Frau Prof. Hans Alma veranschaulichte anhand des Beispiels der humanistischen Seelsorge in den Niederlanden, wie eine Alternative zur religiösen Seelsorge in staatlichen Institutionen aussehen könnte. Sie zeigte auf, dass die folgenden vier Faktoren die Etablierung einer nichtreligiösen Seelsorge in den Niederlanden begünstigt haben: (1) Eine starke philosophische Grundlage, (2) eine säulenartige Struktur der Gesellschaft, die Raum für andere, nichtreligiöse Seelsorgeangebote lässt, (3) rechtliche Grundlagen für die Seelsorge in staatlichen Institutionen und (4) eine staatlich finanzierte humanistische Universität, in welcher entsprechende Ausbildungen absolviert werden können. Frau Pfrn. Dr. Esther Straub legte in ihrer Stellungnahme dar, welche Schritte insbesondere im Kanton Zürich unternommen werden müssten, um die Seelsorge in öffentlichen Institutionen auch für nichtreligiöse Gemeinschaften zu ermöglichen. Aktuell fehlt es dafür an einer gesetzlichen Grundlage und einer gesicherten Finanzierung. Wichtig ist für Frau Straub, dass der Status der Seelsorgenden als Dritte nicht gefährdet wird. Seelsorgerische Gespräche sollen nach wie vor in einem geschützten Rahmen und klar erkennbar ausserhalb einer Therapie stattfinden. Herr Prof. René Pahud de Mortanges referierte zu den Themen der Neutralisierung und der Öffnung des schulischen Religionsunterrichts. Kompetenzen im Bereich Religion und Weltanschauungen werden heute im Rahmen des obligatorischen Schulunterrichts vermittelt. Dabei gibt es erkennbare Bestrebungen, diese Kompetenzen möglichst neutral, offen und inklusiv zu unterrichten. Die Öffnung des konfessionellen Religionsunterrichts in schulischen Räumlichkeiten für weitere Religionsgemeinschaften und Konfessionslose bleibt zu diskutieren. Frau Dr. Stephanie Bernet hob in ihrer Stellungnahme das Kindeswohl hervor, das im Umgang der Schule mit der Religionsfreiheit besonders berücksichtigt werden muss. Sie stellte zudem fest, dass heutzutage die Bildungsinhalte stärker gewichtet werden, als dies früher der Fall war. Die Bildungsinhalte dienen schliesslich auch der Toleranz und der Prävention vor sexuellen Übergriffen und religiösen Sekten.
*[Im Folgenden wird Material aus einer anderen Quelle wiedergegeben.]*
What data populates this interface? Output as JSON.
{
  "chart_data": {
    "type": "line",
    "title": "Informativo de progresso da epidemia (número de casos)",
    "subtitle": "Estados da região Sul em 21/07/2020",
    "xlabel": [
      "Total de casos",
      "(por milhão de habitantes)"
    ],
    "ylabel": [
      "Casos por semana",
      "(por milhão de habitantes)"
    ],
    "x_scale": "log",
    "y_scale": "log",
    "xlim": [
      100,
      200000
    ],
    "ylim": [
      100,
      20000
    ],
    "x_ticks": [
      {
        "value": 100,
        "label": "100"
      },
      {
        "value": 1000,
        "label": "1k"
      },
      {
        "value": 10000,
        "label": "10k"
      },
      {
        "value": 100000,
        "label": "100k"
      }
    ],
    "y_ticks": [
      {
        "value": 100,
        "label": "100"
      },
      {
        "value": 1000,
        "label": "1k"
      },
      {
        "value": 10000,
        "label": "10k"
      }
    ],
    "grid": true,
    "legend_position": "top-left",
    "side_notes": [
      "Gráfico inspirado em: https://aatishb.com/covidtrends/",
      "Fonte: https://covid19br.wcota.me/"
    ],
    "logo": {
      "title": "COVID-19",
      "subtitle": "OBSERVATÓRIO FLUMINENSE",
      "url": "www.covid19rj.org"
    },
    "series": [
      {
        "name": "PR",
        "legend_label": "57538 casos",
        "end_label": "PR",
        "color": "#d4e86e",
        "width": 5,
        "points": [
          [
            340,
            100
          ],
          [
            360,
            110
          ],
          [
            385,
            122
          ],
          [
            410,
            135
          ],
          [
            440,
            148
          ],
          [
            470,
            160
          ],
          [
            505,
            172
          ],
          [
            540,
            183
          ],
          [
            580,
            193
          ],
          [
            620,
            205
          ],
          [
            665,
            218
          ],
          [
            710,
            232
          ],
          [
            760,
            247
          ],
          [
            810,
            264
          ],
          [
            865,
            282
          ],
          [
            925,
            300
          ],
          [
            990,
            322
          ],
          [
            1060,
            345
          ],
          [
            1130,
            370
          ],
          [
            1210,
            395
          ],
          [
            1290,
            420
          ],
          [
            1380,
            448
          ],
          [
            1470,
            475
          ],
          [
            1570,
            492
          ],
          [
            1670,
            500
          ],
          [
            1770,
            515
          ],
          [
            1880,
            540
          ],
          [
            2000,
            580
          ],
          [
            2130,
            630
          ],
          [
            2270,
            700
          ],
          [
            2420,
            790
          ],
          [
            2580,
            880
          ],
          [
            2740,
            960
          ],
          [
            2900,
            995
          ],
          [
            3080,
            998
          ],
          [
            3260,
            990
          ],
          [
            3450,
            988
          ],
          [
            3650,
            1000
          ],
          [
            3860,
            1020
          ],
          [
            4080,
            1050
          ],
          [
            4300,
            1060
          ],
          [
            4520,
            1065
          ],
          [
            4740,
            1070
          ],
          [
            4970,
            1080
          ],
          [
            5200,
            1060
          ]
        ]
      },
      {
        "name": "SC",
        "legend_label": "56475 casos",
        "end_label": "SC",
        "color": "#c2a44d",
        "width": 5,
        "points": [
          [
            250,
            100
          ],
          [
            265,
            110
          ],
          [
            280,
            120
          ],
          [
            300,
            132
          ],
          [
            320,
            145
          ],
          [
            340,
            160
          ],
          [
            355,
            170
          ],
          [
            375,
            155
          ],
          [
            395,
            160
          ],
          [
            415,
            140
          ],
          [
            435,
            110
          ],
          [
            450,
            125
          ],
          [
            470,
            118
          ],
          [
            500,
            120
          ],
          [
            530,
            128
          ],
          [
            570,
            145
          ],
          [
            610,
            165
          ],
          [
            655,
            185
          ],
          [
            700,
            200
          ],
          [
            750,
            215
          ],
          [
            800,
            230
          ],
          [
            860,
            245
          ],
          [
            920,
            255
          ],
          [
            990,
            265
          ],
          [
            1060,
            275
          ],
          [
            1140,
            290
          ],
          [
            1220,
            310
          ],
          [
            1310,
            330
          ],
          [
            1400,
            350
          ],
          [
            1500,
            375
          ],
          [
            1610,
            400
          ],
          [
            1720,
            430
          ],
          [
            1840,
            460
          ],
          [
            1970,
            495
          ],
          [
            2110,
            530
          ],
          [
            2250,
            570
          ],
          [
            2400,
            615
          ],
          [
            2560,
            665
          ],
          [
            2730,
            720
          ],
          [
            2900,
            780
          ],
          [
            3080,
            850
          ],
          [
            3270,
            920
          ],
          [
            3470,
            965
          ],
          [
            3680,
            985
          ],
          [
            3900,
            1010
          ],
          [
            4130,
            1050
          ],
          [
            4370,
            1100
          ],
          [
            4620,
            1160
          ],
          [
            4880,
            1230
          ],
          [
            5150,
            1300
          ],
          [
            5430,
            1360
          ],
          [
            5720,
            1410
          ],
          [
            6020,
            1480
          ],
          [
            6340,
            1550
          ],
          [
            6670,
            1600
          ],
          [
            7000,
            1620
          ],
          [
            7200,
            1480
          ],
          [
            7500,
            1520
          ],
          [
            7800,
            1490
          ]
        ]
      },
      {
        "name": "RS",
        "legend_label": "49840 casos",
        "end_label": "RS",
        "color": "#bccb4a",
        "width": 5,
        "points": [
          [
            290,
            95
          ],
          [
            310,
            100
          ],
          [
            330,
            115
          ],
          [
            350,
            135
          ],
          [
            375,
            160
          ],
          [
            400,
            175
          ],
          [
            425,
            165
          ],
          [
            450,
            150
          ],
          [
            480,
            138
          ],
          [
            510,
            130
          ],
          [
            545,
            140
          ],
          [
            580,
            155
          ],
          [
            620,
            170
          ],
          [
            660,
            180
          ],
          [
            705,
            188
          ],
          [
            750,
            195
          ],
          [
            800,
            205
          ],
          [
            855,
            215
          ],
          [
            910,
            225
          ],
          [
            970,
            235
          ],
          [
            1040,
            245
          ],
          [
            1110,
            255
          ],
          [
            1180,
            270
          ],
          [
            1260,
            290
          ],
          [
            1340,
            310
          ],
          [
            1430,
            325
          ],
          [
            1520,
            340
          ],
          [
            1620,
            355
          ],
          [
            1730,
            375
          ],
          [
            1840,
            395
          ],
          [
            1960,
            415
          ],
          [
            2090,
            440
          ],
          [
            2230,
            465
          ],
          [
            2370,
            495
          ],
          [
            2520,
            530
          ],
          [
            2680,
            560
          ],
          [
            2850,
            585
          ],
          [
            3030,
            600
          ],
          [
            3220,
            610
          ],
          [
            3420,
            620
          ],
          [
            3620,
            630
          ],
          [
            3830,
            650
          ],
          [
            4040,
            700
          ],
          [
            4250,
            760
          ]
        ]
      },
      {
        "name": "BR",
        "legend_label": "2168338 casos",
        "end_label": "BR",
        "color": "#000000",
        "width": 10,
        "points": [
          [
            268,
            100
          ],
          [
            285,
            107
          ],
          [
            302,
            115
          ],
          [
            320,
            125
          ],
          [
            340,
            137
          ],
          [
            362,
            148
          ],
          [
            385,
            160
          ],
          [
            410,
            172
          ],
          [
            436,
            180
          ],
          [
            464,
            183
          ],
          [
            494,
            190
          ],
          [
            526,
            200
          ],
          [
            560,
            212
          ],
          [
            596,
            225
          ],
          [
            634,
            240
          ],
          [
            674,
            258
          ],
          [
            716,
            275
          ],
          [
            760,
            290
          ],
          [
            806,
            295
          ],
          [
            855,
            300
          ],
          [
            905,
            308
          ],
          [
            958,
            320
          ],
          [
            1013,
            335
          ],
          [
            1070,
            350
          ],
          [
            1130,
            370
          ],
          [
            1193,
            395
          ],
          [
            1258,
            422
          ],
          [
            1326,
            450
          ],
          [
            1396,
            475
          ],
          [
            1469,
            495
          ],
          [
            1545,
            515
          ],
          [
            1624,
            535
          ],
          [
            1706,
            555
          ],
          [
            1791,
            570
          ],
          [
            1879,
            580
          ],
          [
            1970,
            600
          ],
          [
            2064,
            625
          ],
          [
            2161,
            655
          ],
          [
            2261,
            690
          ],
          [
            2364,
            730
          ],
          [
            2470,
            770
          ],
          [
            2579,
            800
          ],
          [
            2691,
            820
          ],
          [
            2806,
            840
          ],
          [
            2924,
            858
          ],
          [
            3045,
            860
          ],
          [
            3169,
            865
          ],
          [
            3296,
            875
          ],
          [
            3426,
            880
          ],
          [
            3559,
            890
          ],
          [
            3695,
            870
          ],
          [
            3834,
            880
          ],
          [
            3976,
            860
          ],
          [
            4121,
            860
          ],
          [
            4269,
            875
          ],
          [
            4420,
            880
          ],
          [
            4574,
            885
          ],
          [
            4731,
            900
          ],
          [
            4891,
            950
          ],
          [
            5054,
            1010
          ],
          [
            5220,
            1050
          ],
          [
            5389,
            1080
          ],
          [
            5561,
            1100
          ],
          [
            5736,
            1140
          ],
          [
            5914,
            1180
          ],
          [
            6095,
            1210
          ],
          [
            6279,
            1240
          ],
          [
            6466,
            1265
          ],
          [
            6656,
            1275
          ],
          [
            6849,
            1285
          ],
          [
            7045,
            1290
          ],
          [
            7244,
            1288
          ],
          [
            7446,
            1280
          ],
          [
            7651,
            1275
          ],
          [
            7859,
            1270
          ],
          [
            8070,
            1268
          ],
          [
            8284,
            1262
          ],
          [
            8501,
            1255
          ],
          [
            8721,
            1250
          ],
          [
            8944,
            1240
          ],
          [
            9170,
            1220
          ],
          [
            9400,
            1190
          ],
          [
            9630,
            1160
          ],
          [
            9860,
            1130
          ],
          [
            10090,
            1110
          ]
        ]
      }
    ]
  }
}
Entlang der einzelnen Redebeiträge fand ein konstanter Austausch mit den Tagungsteilnehmenden statt, die am Ende des Tages nochmals die Möglichkeiten hatten, offene Fragen in die Schlussdiskussion einzubringen. Die Referate der Tagung werden verschriftlicht in einem Tagungsband veröffentlicht, der um Beiträge der weiteren Teilnehmenden ergänzt wird.